|
|
Cousin Ricky <ric### [at] yahoocom> wrote:
> On 2021-04-06 10:53 AM (-4), Kenneth wrote:
> >
> > ...What I meant to say was,
> >
> > "(With the correct solution again being to pre-#declare it as
> > ----> srgb <104,230,75> <----
> > and *then* to divide that by 255 [within the object or light]?)"
>
> Wrong, wrong, wrong! <104,230,75> is outside the sRGB domain, so you
> must divide it by 255 before applying the srgb keyword. The expression
> srgb <104,230,75> / 255
> accomplishes this because, as previously discussed, the numeric
> expression is evaluated before the sRGB to linear conversion is applied.
Ah, yes. I understand now. The sRGB domain needs to be 0.0-1.0. Thanks!
>
> If your color comes from function eval_pigment(), you must skip steps 1
> /and/ 2. Such colors are already within POV-Ray's working space, and
> starting with POV-Ray 3.7, this includes image maps.
Yep, I already understood that to be the case. As the docs say, "When
interpreting such values as a vector or accessing individual components, you
will get the linear values..."
>
> If you are starting with a fractional literal such as <.7,.8,.9>, then
> I'm with Ive: I don't know why you'd want to mess with non-linear
> encoding at all. Just start with a literal triplet that looks correct
> with the rgb keyword.
You're correct, of course.

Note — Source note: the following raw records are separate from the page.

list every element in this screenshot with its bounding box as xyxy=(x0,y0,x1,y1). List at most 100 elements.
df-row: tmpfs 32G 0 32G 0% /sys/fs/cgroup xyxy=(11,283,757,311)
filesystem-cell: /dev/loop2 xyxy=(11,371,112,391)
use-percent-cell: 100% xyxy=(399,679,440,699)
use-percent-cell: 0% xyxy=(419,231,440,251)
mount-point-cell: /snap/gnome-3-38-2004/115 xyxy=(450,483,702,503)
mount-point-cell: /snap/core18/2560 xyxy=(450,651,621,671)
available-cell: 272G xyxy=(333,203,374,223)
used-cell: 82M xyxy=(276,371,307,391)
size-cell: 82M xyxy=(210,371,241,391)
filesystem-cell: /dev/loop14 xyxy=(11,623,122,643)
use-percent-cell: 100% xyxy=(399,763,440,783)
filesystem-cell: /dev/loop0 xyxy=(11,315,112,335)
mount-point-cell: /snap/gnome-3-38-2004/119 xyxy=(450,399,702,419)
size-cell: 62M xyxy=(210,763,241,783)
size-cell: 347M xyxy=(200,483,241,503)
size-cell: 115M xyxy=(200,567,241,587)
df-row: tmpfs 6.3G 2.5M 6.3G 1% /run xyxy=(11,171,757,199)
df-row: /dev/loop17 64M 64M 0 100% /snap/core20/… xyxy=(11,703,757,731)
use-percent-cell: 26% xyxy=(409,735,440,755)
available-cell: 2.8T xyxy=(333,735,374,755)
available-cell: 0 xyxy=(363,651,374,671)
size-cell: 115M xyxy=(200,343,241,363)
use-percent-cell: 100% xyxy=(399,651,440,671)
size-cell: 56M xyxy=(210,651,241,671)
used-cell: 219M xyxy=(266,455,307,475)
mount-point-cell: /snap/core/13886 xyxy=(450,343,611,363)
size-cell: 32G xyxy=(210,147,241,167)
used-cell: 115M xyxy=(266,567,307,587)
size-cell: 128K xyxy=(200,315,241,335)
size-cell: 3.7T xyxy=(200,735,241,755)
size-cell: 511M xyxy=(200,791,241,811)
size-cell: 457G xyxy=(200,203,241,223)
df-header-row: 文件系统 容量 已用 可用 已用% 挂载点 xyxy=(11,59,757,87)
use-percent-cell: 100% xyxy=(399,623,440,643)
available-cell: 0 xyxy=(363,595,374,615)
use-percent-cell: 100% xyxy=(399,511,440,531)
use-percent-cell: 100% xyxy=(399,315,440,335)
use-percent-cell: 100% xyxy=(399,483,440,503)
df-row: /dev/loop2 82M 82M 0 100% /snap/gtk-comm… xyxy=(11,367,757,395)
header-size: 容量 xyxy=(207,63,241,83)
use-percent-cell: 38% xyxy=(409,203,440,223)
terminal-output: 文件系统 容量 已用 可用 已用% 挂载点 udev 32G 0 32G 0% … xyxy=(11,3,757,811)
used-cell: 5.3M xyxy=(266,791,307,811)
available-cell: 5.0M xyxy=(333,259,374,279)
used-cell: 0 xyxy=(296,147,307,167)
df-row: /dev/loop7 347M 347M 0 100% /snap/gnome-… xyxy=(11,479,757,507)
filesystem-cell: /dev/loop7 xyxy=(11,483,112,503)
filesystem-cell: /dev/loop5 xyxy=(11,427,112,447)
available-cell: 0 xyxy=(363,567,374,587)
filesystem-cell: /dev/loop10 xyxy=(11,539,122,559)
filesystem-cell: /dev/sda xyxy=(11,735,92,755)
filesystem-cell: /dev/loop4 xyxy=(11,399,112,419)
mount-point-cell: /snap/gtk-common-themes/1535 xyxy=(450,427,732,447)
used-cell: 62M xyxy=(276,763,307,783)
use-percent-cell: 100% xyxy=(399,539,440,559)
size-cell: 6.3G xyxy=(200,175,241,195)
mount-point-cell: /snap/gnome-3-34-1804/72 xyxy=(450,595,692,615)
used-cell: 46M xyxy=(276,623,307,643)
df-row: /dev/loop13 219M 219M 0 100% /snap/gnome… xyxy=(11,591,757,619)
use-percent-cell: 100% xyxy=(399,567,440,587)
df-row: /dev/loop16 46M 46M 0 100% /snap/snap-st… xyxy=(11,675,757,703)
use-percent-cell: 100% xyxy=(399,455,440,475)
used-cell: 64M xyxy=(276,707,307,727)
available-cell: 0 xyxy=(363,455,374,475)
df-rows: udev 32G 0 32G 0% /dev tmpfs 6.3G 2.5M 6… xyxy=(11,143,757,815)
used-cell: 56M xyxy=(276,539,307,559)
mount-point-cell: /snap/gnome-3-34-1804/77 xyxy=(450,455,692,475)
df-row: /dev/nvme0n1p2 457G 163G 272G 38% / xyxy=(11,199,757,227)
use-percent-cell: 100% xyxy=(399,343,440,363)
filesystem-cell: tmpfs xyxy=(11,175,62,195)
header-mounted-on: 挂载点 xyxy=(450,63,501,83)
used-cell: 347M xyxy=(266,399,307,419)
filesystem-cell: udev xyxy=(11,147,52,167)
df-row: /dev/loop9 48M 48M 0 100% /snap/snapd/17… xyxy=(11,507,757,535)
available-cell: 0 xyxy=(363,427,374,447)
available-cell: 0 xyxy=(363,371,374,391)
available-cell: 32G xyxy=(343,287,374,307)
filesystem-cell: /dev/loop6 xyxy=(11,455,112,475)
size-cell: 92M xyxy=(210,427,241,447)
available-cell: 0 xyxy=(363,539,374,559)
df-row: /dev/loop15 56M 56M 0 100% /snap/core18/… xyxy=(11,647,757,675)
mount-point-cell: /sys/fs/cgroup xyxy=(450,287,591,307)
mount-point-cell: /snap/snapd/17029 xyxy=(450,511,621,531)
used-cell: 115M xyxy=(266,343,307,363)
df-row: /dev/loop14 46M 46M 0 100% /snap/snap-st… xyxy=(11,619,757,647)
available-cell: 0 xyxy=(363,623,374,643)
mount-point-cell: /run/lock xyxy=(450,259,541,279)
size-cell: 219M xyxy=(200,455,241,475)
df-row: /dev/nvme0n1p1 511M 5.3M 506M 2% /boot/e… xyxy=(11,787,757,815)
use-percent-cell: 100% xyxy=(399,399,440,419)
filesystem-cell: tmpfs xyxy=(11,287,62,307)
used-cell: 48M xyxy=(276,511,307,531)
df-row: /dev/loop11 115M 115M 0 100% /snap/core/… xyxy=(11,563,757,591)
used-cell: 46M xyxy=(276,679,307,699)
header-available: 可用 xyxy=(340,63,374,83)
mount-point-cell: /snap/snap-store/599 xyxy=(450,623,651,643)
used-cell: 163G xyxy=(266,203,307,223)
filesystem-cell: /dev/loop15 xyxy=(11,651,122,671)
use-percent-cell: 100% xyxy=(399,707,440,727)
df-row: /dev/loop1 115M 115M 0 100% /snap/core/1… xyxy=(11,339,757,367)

In my case, I was pulling in RGB colors from an *old*
scene-- circa v3.5 or 3.6-- that I used to mistakenly run with an assumed_gamma
of 2.2(!), just to get the rgb colors there to 'look' the way I thought they
should. Some were of the form <.7,.8,.9>, some as like <104,230,75>/255. That
was way before the 'srgb' keyword was introduced, and before I started correctly
using assumed_gamma 1.0. So I'm updating the old colors to srgb now, to try and
reproduce some semblance of what I saw in the old days.